Laplacian Kernelized Bandit
Shuang Wu, Arash A. Amini
TL;DR
This work tackles multi-user contextual bandits where users are connected by a known graph and rewards exhibit non-linear behavior with graph-aware homophily. By regularizing the collection of user functions with a graph smoothness term plus ridge, the authors prove an equivalence to learning a single lifted function in a unified multi-user RKHS, deriving the kernel K((x,u),(x',u')) = [{\boldsymbol L}_\rho^{-1}]_{uu'} K_x(x,x'). They develop LK-GP-UCB and LK-GP-TS algorithms that operate on GP posteriors of this kernel, and provide regret bounds that scale with an effective dimension that captures the interplay between the graph and the base kernel. Their analysis reveals favorable scaling under graph homophily, and experiments show substantial improvements over non-graph-aware baselines in non-linear settings while remaining competitive when rewards are linear.
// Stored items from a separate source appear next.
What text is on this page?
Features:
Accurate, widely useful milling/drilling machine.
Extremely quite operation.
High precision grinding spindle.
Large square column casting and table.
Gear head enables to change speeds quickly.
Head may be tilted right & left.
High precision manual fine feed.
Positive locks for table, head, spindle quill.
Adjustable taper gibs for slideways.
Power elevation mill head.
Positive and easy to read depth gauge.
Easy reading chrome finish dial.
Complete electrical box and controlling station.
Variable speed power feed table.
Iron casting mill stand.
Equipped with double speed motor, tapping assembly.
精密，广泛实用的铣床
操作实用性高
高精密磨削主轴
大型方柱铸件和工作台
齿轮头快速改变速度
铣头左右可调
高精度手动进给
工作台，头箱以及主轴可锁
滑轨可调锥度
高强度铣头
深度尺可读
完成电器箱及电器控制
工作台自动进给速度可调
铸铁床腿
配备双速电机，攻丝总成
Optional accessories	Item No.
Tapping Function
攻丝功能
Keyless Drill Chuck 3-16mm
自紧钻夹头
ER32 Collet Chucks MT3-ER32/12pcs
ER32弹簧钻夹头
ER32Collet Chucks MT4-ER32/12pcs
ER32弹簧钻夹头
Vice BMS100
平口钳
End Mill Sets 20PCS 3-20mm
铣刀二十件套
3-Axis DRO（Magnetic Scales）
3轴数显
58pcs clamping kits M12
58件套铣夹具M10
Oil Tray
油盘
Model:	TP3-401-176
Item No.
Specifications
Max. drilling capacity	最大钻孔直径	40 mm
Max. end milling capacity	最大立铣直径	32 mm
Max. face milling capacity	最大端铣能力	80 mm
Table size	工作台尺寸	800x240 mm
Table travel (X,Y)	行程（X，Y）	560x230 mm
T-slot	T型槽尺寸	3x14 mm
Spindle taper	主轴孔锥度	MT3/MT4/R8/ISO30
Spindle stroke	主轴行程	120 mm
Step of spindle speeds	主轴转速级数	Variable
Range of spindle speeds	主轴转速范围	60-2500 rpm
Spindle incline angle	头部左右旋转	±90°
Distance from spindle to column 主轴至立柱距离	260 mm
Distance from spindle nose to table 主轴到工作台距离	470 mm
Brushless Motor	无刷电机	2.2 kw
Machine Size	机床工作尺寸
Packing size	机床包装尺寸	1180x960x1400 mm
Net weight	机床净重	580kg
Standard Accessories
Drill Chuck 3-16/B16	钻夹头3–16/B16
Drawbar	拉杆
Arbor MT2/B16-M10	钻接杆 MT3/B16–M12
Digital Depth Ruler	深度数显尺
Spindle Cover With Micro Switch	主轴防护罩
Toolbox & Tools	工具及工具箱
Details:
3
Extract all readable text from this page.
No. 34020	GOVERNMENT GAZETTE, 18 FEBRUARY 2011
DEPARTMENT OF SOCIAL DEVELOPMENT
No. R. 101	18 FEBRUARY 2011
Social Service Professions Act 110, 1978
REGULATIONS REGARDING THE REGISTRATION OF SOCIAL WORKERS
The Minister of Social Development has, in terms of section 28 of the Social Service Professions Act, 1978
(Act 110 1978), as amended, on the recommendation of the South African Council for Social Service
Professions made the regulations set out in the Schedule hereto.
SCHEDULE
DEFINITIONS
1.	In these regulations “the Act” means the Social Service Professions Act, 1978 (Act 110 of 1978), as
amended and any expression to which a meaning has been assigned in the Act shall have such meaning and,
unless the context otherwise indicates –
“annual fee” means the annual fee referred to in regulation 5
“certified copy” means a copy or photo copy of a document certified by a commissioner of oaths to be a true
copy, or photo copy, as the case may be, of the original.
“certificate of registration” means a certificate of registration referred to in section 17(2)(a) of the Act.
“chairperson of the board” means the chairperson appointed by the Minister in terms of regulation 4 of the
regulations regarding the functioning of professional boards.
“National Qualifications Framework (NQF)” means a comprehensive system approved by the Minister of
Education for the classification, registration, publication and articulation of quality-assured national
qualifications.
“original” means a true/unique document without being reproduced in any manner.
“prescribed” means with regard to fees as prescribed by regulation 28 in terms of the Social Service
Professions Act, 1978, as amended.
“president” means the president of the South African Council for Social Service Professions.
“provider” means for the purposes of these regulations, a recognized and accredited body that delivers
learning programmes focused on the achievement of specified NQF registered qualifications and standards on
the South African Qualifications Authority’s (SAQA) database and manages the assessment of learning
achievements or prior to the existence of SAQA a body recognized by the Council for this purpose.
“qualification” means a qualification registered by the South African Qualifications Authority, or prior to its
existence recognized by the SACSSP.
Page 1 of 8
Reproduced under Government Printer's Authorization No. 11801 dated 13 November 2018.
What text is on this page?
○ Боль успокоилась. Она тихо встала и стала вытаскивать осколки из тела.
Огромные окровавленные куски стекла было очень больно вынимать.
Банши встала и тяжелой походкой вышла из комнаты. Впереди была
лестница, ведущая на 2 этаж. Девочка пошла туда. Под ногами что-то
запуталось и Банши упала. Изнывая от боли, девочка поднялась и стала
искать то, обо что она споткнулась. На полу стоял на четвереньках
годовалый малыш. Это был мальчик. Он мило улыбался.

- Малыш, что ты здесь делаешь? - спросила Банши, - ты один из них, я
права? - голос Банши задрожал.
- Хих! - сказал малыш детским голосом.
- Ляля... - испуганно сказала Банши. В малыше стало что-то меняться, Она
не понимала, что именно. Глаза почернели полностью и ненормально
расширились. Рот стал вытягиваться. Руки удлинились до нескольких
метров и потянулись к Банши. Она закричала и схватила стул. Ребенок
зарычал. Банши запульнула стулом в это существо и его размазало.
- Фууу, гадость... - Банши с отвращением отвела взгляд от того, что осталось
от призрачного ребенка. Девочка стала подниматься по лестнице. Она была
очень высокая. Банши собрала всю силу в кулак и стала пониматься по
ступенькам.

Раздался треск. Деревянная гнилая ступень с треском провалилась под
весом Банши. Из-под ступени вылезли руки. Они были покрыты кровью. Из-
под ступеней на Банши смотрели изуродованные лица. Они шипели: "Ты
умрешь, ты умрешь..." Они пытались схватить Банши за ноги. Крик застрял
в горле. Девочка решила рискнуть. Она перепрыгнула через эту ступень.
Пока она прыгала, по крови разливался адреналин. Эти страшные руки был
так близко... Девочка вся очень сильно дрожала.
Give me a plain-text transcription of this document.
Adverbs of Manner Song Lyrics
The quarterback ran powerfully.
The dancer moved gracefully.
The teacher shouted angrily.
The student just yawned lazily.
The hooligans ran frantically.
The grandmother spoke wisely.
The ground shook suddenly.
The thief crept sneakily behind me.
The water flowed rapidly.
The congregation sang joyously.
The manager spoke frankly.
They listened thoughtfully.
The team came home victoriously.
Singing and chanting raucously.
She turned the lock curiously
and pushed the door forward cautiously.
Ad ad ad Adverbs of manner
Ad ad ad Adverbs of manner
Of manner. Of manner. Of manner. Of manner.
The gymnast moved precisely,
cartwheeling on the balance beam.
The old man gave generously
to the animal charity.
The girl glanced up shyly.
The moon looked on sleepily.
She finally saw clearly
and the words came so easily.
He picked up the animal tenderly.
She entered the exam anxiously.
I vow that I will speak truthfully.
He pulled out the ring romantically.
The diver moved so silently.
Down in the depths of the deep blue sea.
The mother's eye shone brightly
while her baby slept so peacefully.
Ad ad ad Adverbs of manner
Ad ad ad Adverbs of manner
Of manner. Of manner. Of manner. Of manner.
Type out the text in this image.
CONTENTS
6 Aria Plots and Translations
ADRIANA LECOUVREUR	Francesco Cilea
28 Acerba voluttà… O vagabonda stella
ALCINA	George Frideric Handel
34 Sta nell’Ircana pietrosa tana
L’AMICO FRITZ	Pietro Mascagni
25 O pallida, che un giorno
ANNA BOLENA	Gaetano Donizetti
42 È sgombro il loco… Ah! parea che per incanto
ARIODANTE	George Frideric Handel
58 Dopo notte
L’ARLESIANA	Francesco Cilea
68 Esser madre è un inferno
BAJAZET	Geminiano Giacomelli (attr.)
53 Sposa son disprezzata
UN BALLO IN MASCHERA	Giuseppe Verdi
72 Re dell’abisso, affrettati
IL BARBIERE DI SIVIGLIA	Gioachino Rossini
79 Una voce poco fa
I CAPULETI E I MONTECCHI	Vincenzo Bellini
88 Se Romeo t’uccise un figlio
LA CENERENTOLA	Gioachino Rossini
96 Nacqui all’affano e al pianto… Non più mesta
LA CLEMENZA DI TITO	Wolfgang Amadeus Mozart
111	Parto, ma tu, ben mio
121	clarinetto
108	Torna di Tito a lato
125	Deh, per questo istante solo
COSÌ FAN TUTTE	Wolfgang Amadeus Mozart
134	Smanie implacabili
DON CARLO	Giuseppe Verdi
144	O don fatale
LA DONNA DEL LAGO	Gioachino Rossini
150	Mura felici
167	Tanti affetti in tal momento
Overall, the paper offers a principled bridge between Laplacian regularization and kernelized bandits for structured exploration with theoretical guarantees and practical performance.
Abstract
We study multi-user contextual bandits where users are related by a graph and their reward functions exhibit both non-linear behavior and graph homophily. We introduce a principled joint penalty for the collection of user reward functions $\{f_u\}$, combining a graph smoothness term based on RKHS distances with an individual roughness penalty. Our central contribution is proving that this penalty is equivalent to the squared norm within a single, unified \emph{multi-user RKHS}. We explicitly derive its reproducing kernel, which elegantly fuses the graph Laplacian with the base arm kernel. This unification allows us to reframe the problem as learning a single ''lifted'' function, enabling the design of principled algorithms, \texttt{LK-GP-UCB} and \texttt{LK-GP-TS}, that leverage Gaussian Process posteriors over this new kernel for exploration. We provide high-probability regret bounds that scale with an \emph{effective dimension} of the multi-user kernel, replacing dependencies on user count or ambient dimension. Empirically, our methods outperform strong linear and non-graph-aware baselines in non-linear settings and remain competitive even when the true rewards are linear. Our work delivers a unified, theoretically grounded, and practical framework that bridges Laplacian regularization with kernelized bandits for structured exploration.